Der Bursche sah mit finsteren Blicken, wie wenig sie ihm auf den Teller getan hatte. »Und der Hund?« murmelte er.
»Der braucht heute nichts. Geben Sie ihm Wasser, brocken Sie von dem alten Brot 'rein. Morgen kriegt er dann Reste.«
Ja, wenn dann noch welche da waren! Der hungrige Mensch verzog den Mund in heimlichem Lachen, aber sein Blick blieb finster. Da ging sie nun, ein Mittagsschläfchen zu halten, das war das einzige, was sie sich gönnte!

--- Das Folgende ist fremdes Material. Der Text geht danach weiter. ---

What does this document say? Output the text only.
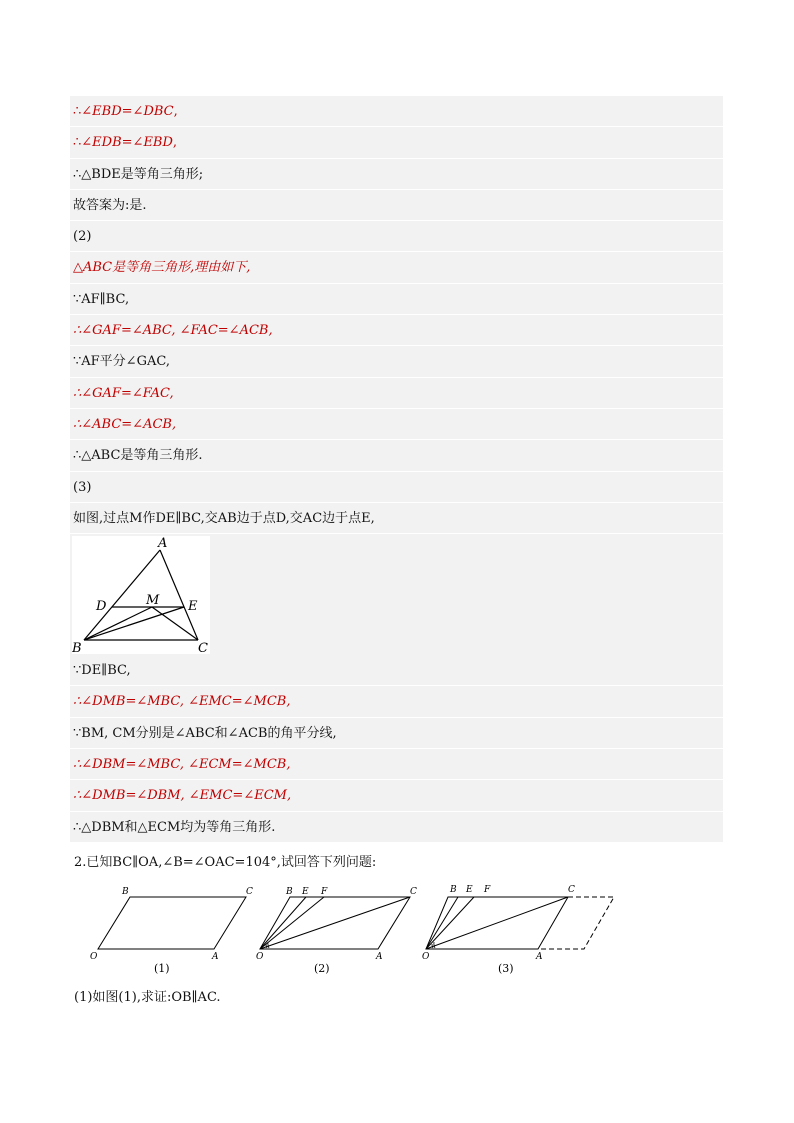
∴∠EBD=∠DBC,
∴∠EDB=∠EBD,
∴△BDE是等角三角形;
故答案为:是.
(2)
△ABC是等角三角形,理由如下,
∵AF∥BC,
∴∠GAF=∠ABC, ∠FAC=∠ACB,
∵AF平分∠GAC,
∴∠GAF=∠FAC,
∴∠ABC=∠ACB,
∴△ABC是等角三角形.
(3)
如图,过点M作DE∥BC,交AB边于点D,交AC边于点E,
A
D	M E
B	C
∵DE∥BC,
∴∠DMB=∠MBC, ∠EMC=∠MCB,
∵BM, CM分别是∠ABC和∠ACB的角平分线,
∴∠DBM=∠MBC, ∠ECM=∠MCB,
∴∠DMB=∠DBM, ∠EMC=∠ECM,
∴△DBM和△ECM均为等角三角形.
2.已知BC∥OA,∠B=∠OAC=104°,试回答下列问题:
B	C
O	A
(1)
B E F	C
O	A
(2)
B E F	C
O	A
(3)
(1)如图(1),求证:OB∥AC.
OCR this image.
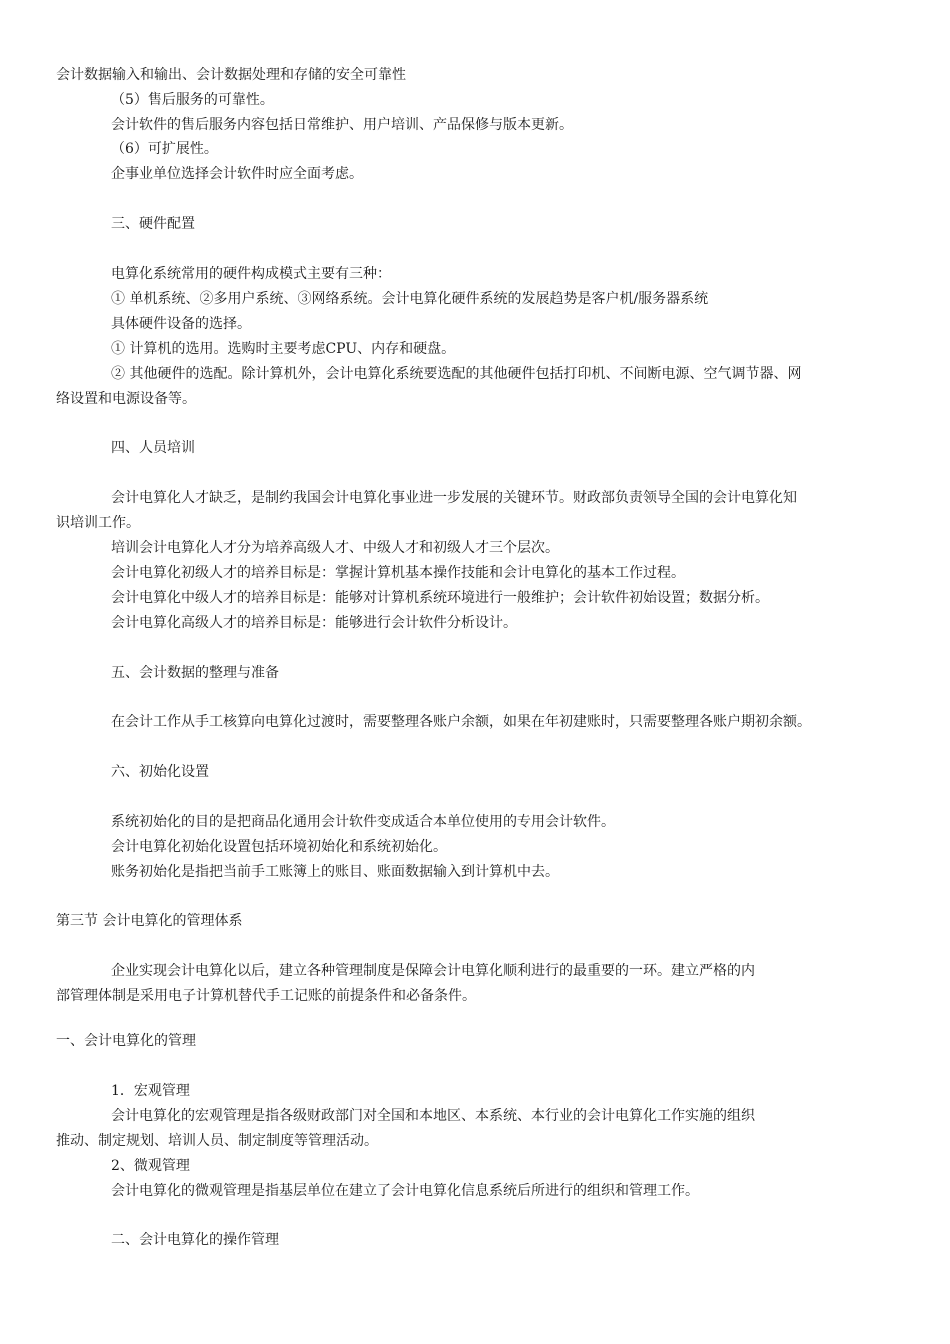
会计数据输入和输出、会计数据处理和存储的安全可靠性
（5）售后服务的可靠性。
会计软件的售后服务内容包括日常维护、用户培训、产品保修与版本更新。
（6）可扩展性。
企事业单位选择会计软件时应全面考虑。
三、硬件配置
电算化系统常用的硬件构成模式主要有三种：
① 单机系统、②多用户系统、③网络系统。会计电算化硬件系统的发展趋势是客户机/服务器系统
具体硬件设备的选择。
① 计算机的选用。选购时主要考虑CPU、内存和硬盘。
② 其他硬件的选配。除计算机外，会计电算化系统要选配的其他硬件包括打印机、不间断电源、空气调节器、网
络设置和电源设备等。
四、人员培训
会计电算化人才缺乏，是制约我国会计电算化事业进一步发展的关键环节。财政部负责领导全国的会计电算化知
识培训工作。
培训会计电算化人才分为培养高级人才、中级人才和初级人才三个层次。
会计电算化初级人才的培养目标是：掌握计算机基本操作技能和会计电算化的基本工作过程。
会计电算化中级人才的培养目标是：能够对计算机系统环境进行一般维护；会计软件初始设置；数据分析。
会计电算化高级人才的培养目标是：能够进行会计软件分析设计。
五、会计数据的整理与准备
在会计工作从手工核算向电算化过渡时，需要整理各账户余额，如果在年初建账时，只需要整理各账户期初余额。
六、初始化设置
系统初始化的目的是把商品化通用会计软件变成适合本单位使用的专用会计软件。
会计电算化初始化设置包括环境初始化和系统初始化。
账务初始化是指把当前手工账簿上的账目、账面数据输入到计算机中去。
第三节 会计电算化的管理体系
企业实现会计电算化以后，建立各种管理制度是保障会计电算化顺利进行的最重要的一环。建立严格的内
部管理体制是采用电子计算机替代手工记账的前提条件和必备条件。
一、会计电算化的管理
1．宏观管理
会计电算化的宏观管理是指各级财政部门对全国和本地区、本系统、本行业的会计电算化工作实施的组织
推动、制定规划、培训人员、制定制度等管理活动。
2、微观管理
会计电算化的微观管理是指基层单位在建立了会计电算化信息系统后所进行的组织和管理工作。
二、会计电算化的操作管理
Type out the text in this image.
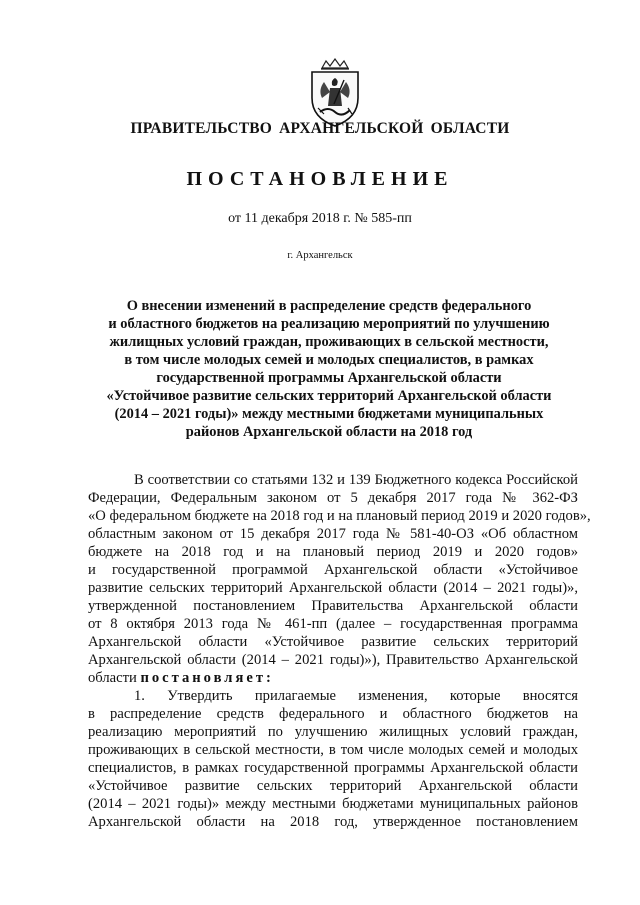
ПРАВИТЕЛЬСТВО АРХАНГЕЛЬСКОЙ ОБЛАСТИ
ПОСТАНОВЛЕНИЕ
от 11 декабря 2018 г. № 585-пп
г. Архангельск
О внесении изменений в распределение средств федерального
и областного бюджетов на реализацию мероприятий по улучшению
жилищных условий граждан, проживающих в сельской местности,
в том числе молодых семей и молодых специалистов, в рамках
государственной программы Архангельской области
«Устойчивое развитие сельских территорий Архангельской области
(2014 – 2021 годы)» между местными бюджетами муниципальных
районов Архангельской области на 2018 год
В соответствии со статьями 132 и 139 Бюджетного кодекса Российской
Федерации, Федеральным законом от 5 декабря 2017 года № 362-ФЗ
«О федеральном бюджете на 2018 год и на плановый период 2019 и 2020 годов»,
областным законом от 15 декабря 2017 года № 581-40-ОЗ «Об областном
бюджете на 2018 год и на плановый период 2019 и 2020 годов»
и государственной программой Архангельской области «Устойчивое
развитие сельских территорий Архангельской области (2014 – 2021 годы)»,
утвержденной постановлением Правительства Архангельской области
от 8 октября 2013 года № 461-пп (далее – государственная программа
Архангельской области «Устойчивое развитие сельских территорий
Архангельской области (2014 – 2021 годы)»), Правительство Архангельской
области постановляет:
1. Утвердить прилагаемые изменения, которые вносятся
в распределение средств федерального и областного бюджетов на
реализацию мероприятий по улучшению жилищных условий граждан,
проживающих в сельской местности, в том числе молодых семей и молодых
специалистов, в рамках государственной программы Архангельской области
«Устойчивое развитие сельских территорий Архангельской области
(2014 – 2021 годы)» между местными бюджетами муниципальных районов
Архангельской области на 2018 год, утвержденное постановлением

Jetzt würde er aber sich auch mal etwas gönnen.
Er wartete noch ein paar Minuten, bis oben im Haus die Tür zuklappte, dann holte er einen krummen Draht hinter dem Schranke hervor. Seinen Teller würdigte er keines Blickes. Geschickt steckte er den Draht ins Schlüsselloch, stocherte vorsichtig, drehte herum – schon war die Kammertür offen.
Gelassen trat er ein. Aber als er den Braten stehen sah – fast war der noch warm und der Saft lief herunter – faßte ihn die Gier. Er holte sich nicht einmal ein Messer, mit den Händen packte er den Braten an und hieb seine Zähne hinein und biß zu, daß es knirschte. Kartoffeln brauchte er nicht und auch kein Gemüse, er zerfleischte den Braten; bald war nichts von dem übrig, als nur der Knochen und ein paar Fetzchen daran.

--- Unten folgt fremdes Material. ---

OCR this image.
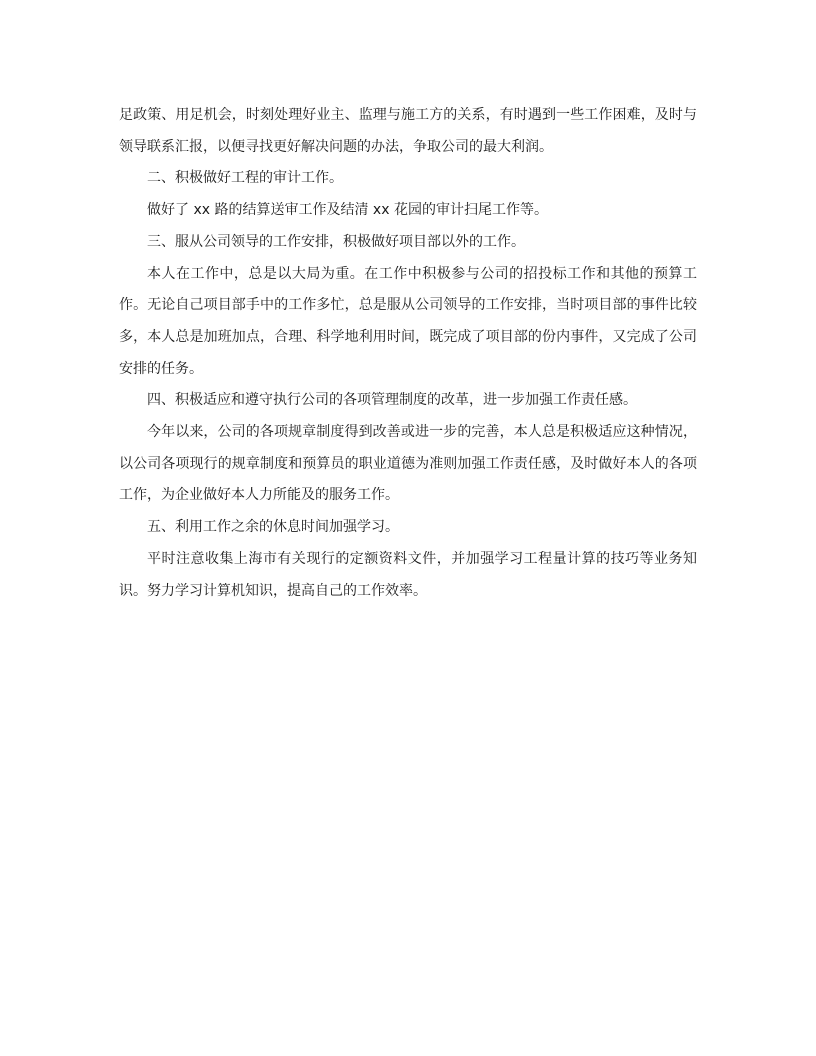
足政策、用足机会，时刻处理好业主、监理与施工方的关系，有时遇到一些工作困难，及时与领导联系汇报，以便寻找更好解决问题的办法，争取公司的最大利润。

二、积极做好工程的审计工作。

做好了 xx 路的结算送审工作及结清 xx 花园的审计扫尾工作等。

三、服从公司领导的工作安排，积极做好项目部以外的工作。

本人在工作中，总是以大局为重。在工作中积极参与公司的招投标工作和其他的预算工作。无论自己项目部手中的工作多忙，总是服从公司领导的工作安排，当时项目部的事件比较多，本人总是加班加点，合理、科学地利用时间，既完成了项目部的份内事件，又完成了公司安排的任务。

四、积极适应和遵守执行公司的各项管理制度的改革，进一步加强工作责任感。

今年以来，公司的各项规章制度得到改善或进一步的完善，本人总是积极适应这种情况，以公司各项现行的规章制度和预算员的职业道德为准则加强工作责任感，及时做好本人的各项工作，为企业做好本人力所能及的服务工作。

五、利用工作之余的休息时间加强学习。

平时注意收集上海市有关现行的定额资料文件，并加强学习工程量计算的技巧等业务知识。努力学习计算机知识，提高自己的工作效率。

Albert atmete tief: nun war er satt. Nach der gestillten Gier kam ihm jetzt die Besinnung. Schlau sah er sich um: halt, da, das Speisekammerfensterchen, das gab eine Ausrede! So war's am gescheitesten! Das Fensterchen war angelehnt, er öffnete es noch um ein Weniges weiter. Und dann ließ er ein paar Bröckchen vom Braten zur Erde fallen, auf dem Weg zum Fenster, tappte dann noch mit zusammengepreßten Fingerspitzen wie mit Katzenpfötchen in den Kartoffelbrei, verschleckerte ein wenig Milch, stieß ein Töpfchen um, und zog dann die Tür wieder zu.

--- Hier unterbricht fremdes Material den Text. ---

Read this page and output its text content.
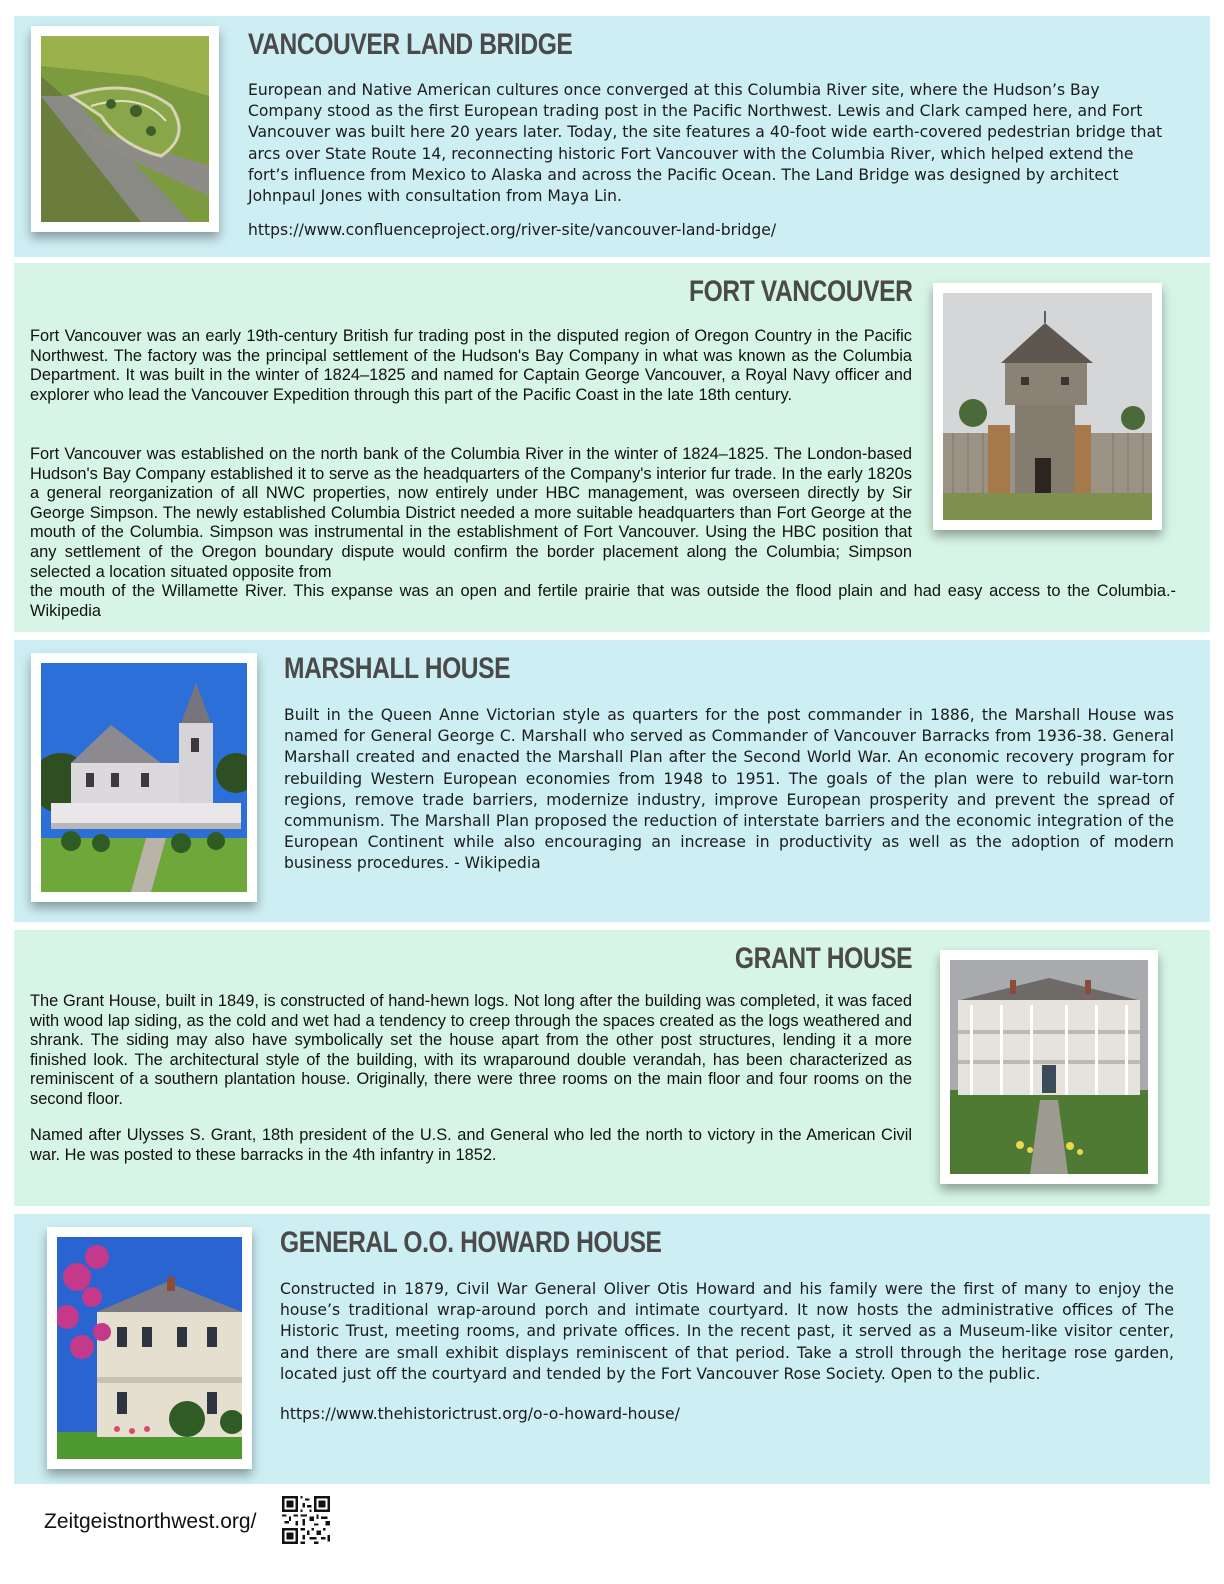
VANCOUVER LAND BRIDGE
European and Native American cultures once converged at this Columbia River site, where the Hudson’s Bay Company stood as the first European trading post in the Pacific Northwest. Lewis and Clark camped here, and Fort Vancouver was built here 20 years later. Today, the site features a 40-foot wide earth-covered pedestrian bridge that arcs over State Route 14, reconnecting historic Fort Vancouver with the Columbia River, which helped extend the fort’s influence from Mexico to Alaska and across the Pacific Ocean. The Land Bridge was designed by architect Johnpaul Jones with consultation from Maya Lin.
https://www.confluenceproject.org/river-site/vancouver-land-bridge/
FORT VANCOUVER
Fort Vancouver was an early 19th-century British fur trading post in the disputed region of Oregon Country in the Pacific Northwest. The factory was the principal settlement of the Hudson's Bay Company in what was known as the Columbia Department. It was built in the winter of 1824–1825 and named for Captain George Vancouver, a Royal Navy officer and explorer who lead the Vancouver Expedition through this part of the Pacific Coast in the late 18th century.
Fort Vancouver was established on the north bank of the Columbia River in the winter of 1824–1825. The London-based Hudson's Bay Company established it to serve as the headquarters of the Company's interior fur trade. In the early 1820s a general reorganization of all NWC properties, now entirely under HBC management, was overseen directly by Sir George Simpson. The newly established Columbia District needed a more suitable headquarters than Fort George at the mouth of the Columbia. Simpson was instrumental in the establishment of Fort Vancouver. Using the HBC position that any settlement of the Oregon boundary dispute would confirm the border placement along the Columbia; Simpson selected a location situated opposite from
the mouth of the Willamette River. This expanse was an open and fertile prairie that was outside the flood plain and had easy access to the Columbia.-Wikipedia
MARSHALL HOUSE
Built in the Queen Anne Victorian style as quarters for the post commander in 1886, the Marshall House was named for General George C. Marshall who served as Commander of Vancouver Barracks from 1936-38. General Marshall created and enacted the Marshall Plan after the Second World War. An economic recovery program for rebuilding Western European economies from 1948 to 1951. The goals of the plan were to rebuild war-torn regions, remove trade barriers, modernize industry, improve European prosperity and prevent the spread of communism. The Marshall Plan proposed the reduction of interstate barriers and the economic integration of the European Continent while also encouraging an increase in productivity as well as the adoption of modern business procedures. - Wikipedia
GRANT HOUSE
The Grant House, built in 1849, is constructed of hand-hewn logs. Not long after the building was completed, it was faced with wood lap siding, as the cold and wet had a tendency to creep through the spaces created as the logs weathered and shrank. The siding may also have symbolically set the house apart from the other post structures, lending it a more finished look. The architectural style of the building, with its wraparound double verandah, has been characterized as reminiscent of a southern plantation house. Originally, there were three rooms on the main floor and four rooms on the second floor.
Named after Ulysses S. Grant, 18th president of the U.S. and General who led the north to victory in the American Civil war. He was posted to these barracks in the 4th infantry in 1852.
GENERAL O.O. HOWARD HOUSE
Constructed in 1879, Civil War General Oliver Otis Howard and his family were the first of many to enjoy the house’s traditional wrap-around porch and intimate courtyard. It now hosts the administrative offices of The Historic Trust, meeting rooms, and private offices. In the recent past, it served as a Museum-like visitor center, and there are small exhibit displays reminiscent of that period. Take a stroll through the heritage rose garden, located just off the courtyard and tended by the Fort Vancouver Rose Society. Open to the public.
https://www.thehistorictrust.org/o-o-howard-house/
Zeitgeistnorthwest.org/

Draußen winselte der Hund an seiner Kette, er hatte Hunger. Aber der Bursche brachte ihm nicht eingebrocktes Brot, sondern den eigenen Teller. Die große Zunge des Tieres leckte nur ein paarmal drüber hin, da war er schon leer. Und nun hob Albert den Teller hoch, hielt ihn wieder hin, hob ihn wieder hoch, und der Hund, doppelt gierig gemacht durch die wenigen Happen – den Essensgeruch noch in der Nase – schnappte danach und stieß verlangend ein Bellen aus. Er knurrte und fauchte, er kläffte, riß an der Kette, machte einen furchtbaren Lärm.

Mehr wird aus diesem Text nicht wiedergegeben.